Wszelka istota umarła, czy to człowiek, czy zwierzę, była uważana za nieczystą, tzn. za taką, która nie znajdzie miejsca na obszarze podległym Bogu. W związku z tym zmarli nie należą już do obszaru podległego Bogu. Bóg zażądał od nich zwrotu życia, którym obdarzył ich na określony czas. A Bóg jest Bogiem żyjących, nie zmarłych – przeczytaj fragment książki Franza Zeilingera „Wiara w zmartwychwstanie w Biblii”
Śmierć oznacza ustaloną granicę życia, którą człowiek Starego Testamentu realistycznie przyjmuje do wiadomości: „Miarą naszych lat jest lat siedemdziesiąt lub, gdy jesteśmy mocni, osiemdziesiąt” (Ps 90, 10). Jest wydarzeniem pozostającym w bezpośredniej relacji do Boga: „Taki jest wyrok wydany przez Pana na wszelkie ciało: i po co odrzucać to, co się podoba Najwyższemu?” (Syr 41, 4). Izajasz pojmuje je jako powszechne prawo życia: „Wszelkie ciało to jakby trawa, a cały wdzięk jego jest niby kwiat polny. Trawa usycha, więdnie kwiat, gdy na nie wiatr (ruah) Pana powieje” (Iz 40, 6b-7). Stąd też pogrążony w modlitwie człowiek może również wypowiedzieć następujące życzenie:
O Panie, mój kres pozwól mi poznać i jaka jest miara dni moich,
bym wiedział, jak jestem znikomy.
Oto wymierzyłeś moje dni tylko na kilka piędzi,
i życie moje jak nicość przed Tobą.
Doprawdy, życie wszystkich ludzi jest marnością (Ps 39, 5n).
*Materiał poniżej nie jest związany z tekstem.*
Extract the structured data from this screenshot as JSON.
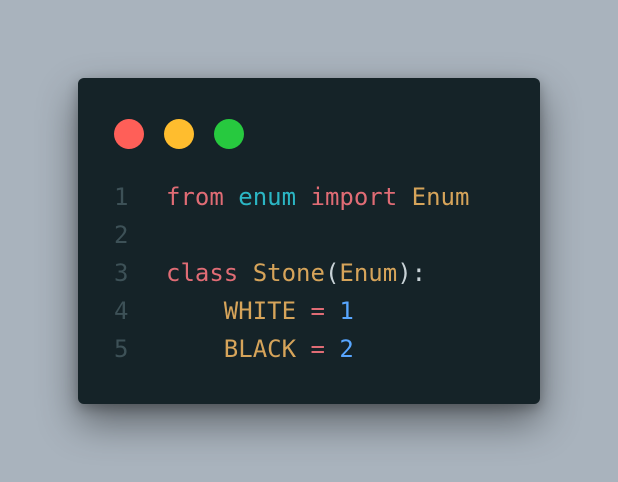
{
  "window": {
    "controls": [
      {
        "name": "close",
        "color": "#ff5f58"
      },
      {
        "name": "minimize",
        "color": "#ffbd2e"
      },
      {
        "name": "maximize",
        "color": "#27c93f"
      }
    ]
  },
  "code": {
    "language": "python",
    "lines": [
      {
        "num": "1",
        "tokens": [
          {
            "t": "from",
            "k": "kw"
          },
          {
            "t": " ",
            "k": "ws"
          },
          {
            "t": "enum",
            "k": "mod"
          },
          {
            "t": " ",
            "k": "ws"
          },
          {
            "t": "import",
            "k": "kw"
          },
          {
            "t": " ",
            "k": "ws"
          },
          {
            "t": "Enum",
            "k": "cls"
          }
        ]
      },
      {
        "num": "2",
        "tokens": []
      },
      {
        "num": "3",
        "tokens": [
          {
            "t": "class",
            "k": "kw"
          },
          {
            "t": " ",
            "k": "ws"
          },
          {
            "t": "Stone",
            "k": "cls"
          },
          {
            "t": "(",
            "k": "punc"
          },
          {
            "t": "Enum",
            "k": "cls"
          },
          {
            "t": "):",
            "k": "punc"
          }
        ]
      },
      {
        "num": "4",
        "tokens": [
          {
            "t": "    ",
            "k": "ws"
          },
          {
            "t": "WHITE",
            "k": "ident"
          },
          {
            "t": " ",
            "k": "ws"
          },
          {
            "t": "=",
            "k": "op"
          },
          {
            "t": " ",
            "k": "ws"
          },
          {
            "t": "1",
            "k": "num"
          }
        ]
      },
      {
        "num": "5",
        "tokens": [
          {
            "t": "    ",
            "k": "ws"
          },
          {
            "t": "BLACK",
            "k": "ident"
          },
          {
            "t": " ",
            "k": "ws"
          },
          {
            "t": "=",
            "k": "op"
          },
          {
            "t": " ",
            "k": "ws"
          },
          {
            "t": "2",
            "k": "num"
          }
        ]
      }
    ]
  }
}
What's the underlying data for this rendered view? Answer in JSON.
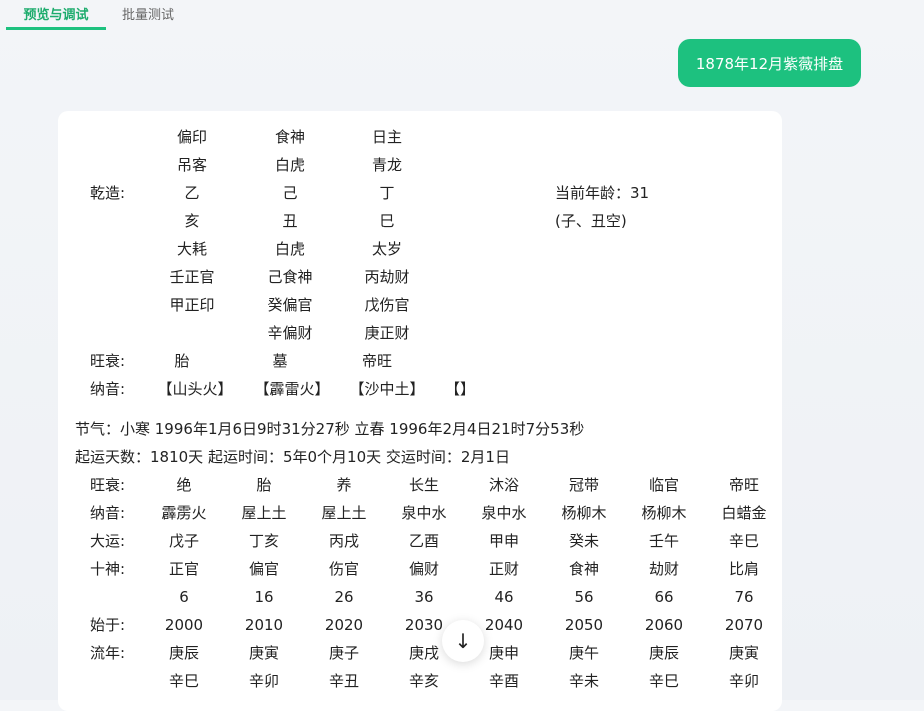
{
  "tabs": [
    "预览与调试",
    "批量测试"
  ],
  "user_message": "1878年12月紫薇排盘",
  "chart": {
    "label_qianzao": "乾造:",
    "label_wangshuai": "旺衰:",
    "label_nayin": "纳音:",
    "columns": [
      {
        "shishen": "偏印",
        "shensha1": "吊客",
        "gan": "乙",
        "zhi": "亥",
        "shensha2": "大耗",
        "canggan": [
          "壬正官",
          "甲正印"
        ],
        "wangshuai": "胎",
        "nayin": "【山头火】"
      },
      {
        "shishen": "食神",
        "shensha1": "白虎",
        "gan": "己",
        "zhi": "丑",
        "shensha2": "白虎",
        "canggan": [
          "己食神",
          "癸偏官",
          "辛偏财"
        ],
        "wangshuai": "墓",
        "nayin": "【霹雷火】"
      },
      {
        "shishen": "日主",
        "shensha1": "青龙",
        "gan": "丁",
        "zhi": "巳",
        "shensha2": "太岁",
        "canggan": [
          "丙劫财",
          "戊伤官",
          "庚正财"
        ],
        "wangshuai": "帝旺",
        "nayin": "【沙中土】"
      },
      {
        "nayin": "【】"
      }
    ],
    "age": "当前年龄：31",
    "kongwang": "(子、丑空)"
  },
  "jieqi": "节气：小寒 1996年1月6日9时31分27秒 立春 1996年2月4日21时7分53秒",
  "qiyun": "起运天数：1810天 起运时间：5年0个月10天 交运时间：2月1日",
  "dayun": {
    "rows": [
      {
        "label": "旺衰:",
        "values": [
          "绝",
          "胎",
          "养",
          "长生",
          "沐浴",
          "冠带",
          "临官",
          "帝旺"
        ]
      },
      {
        "label": "纳音:",
        "values": [
          "霹雳火",
          "屋上土",
          "屋上土",
          "泉中水",
          "泉中水",
          "杨柳木",
          "杨柳木",
          "白蜡金"
        ]
      },
      {
        "label": "大运:",
        "values": [
          "戊子",
          "丁亥",
          "丙戌",
          "乙酉",
          "甲申",
          "癸未",
          "壬午",
          "辛巳"
        ]
      },
      {
        "label": "十神:",
        "values": [
          "正官",
          "偏官",
          "伤官",
          "偏财",
          "正财",
          "食神",
          "劫财",
          "比肩"
        ]
      },
      {
        "label": "",
        "values": [
          "6",
          "16",
          "26",
          "36",
          "46",
          "56",
          "66",
          "76"
        ]
      },
      {
        "label": "始于:",
        "values": [
          "2000",
          "2010",
          "2020",
          "2030",
          "2040",
          "2050",
          "2060",
          "2070"
        ]
      },
      {
        "label": "流年:",
        "values": [
          "庚辰",
          "庚寅",
          "庚子",
          "庚戌",
          "庚申",
          "庚午",
          "庚辰",
          "庚寅"
        ]
      },
      {
        "label": "",
        "values": [
          "辛巳",
          "辛卯",
          "辛丑",
          "辛亥",
          "辛酉",
          "辛未",
          "辛巳",
          "辛卯"
        ]
      }
    ]
  },
  "scroll_button_icon": "arrow-down-icon"
}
Choroba, cierpienia, prześladowanie, społeczna izolacja, problemy natury materialnej i psychicznej, lęk i poczucie opuszczenia przez Boga, a nadto wszystko, co stanowi zagrożenie dla egzystencji ludzkiej i zmniejsza siłę życia (nefesh), pozostaje w mniej lub bardziej silnej relacji ze śmiercią, w momencie której człowiek ostatecznie „wyzionie” ducha. Następuje tu wręcz „odwrócenie procesu stworzenia”. Według Rdz 2, 7 Bóg tchnął w nozdrza człowieka tchnienie życia, tu mamy natomiast do czynienia z czymś odwrotnym: „Gdy im oddech odbierasz, marnieją i powracają do prochu ziemi” (Ps 104, 29; por. Ps 146, 4). Dla człowieka Biblii to odwieczny Bóg jest wyłącznym dawcą wszelkiego życia. On, sam z siebie będący życiem, udostępnia człowiekowi, by nie powiedzieć „pożycza”, czasowo ograniczonego udziału w Jego sile życia. Gdy upływa wyznaczony czas, człowiek staje się prochem. Stąd też śmierć – analogicznie do chorób – oznacza całkowitą „utratę sił”, względnie zanik wszelkiej żywotności.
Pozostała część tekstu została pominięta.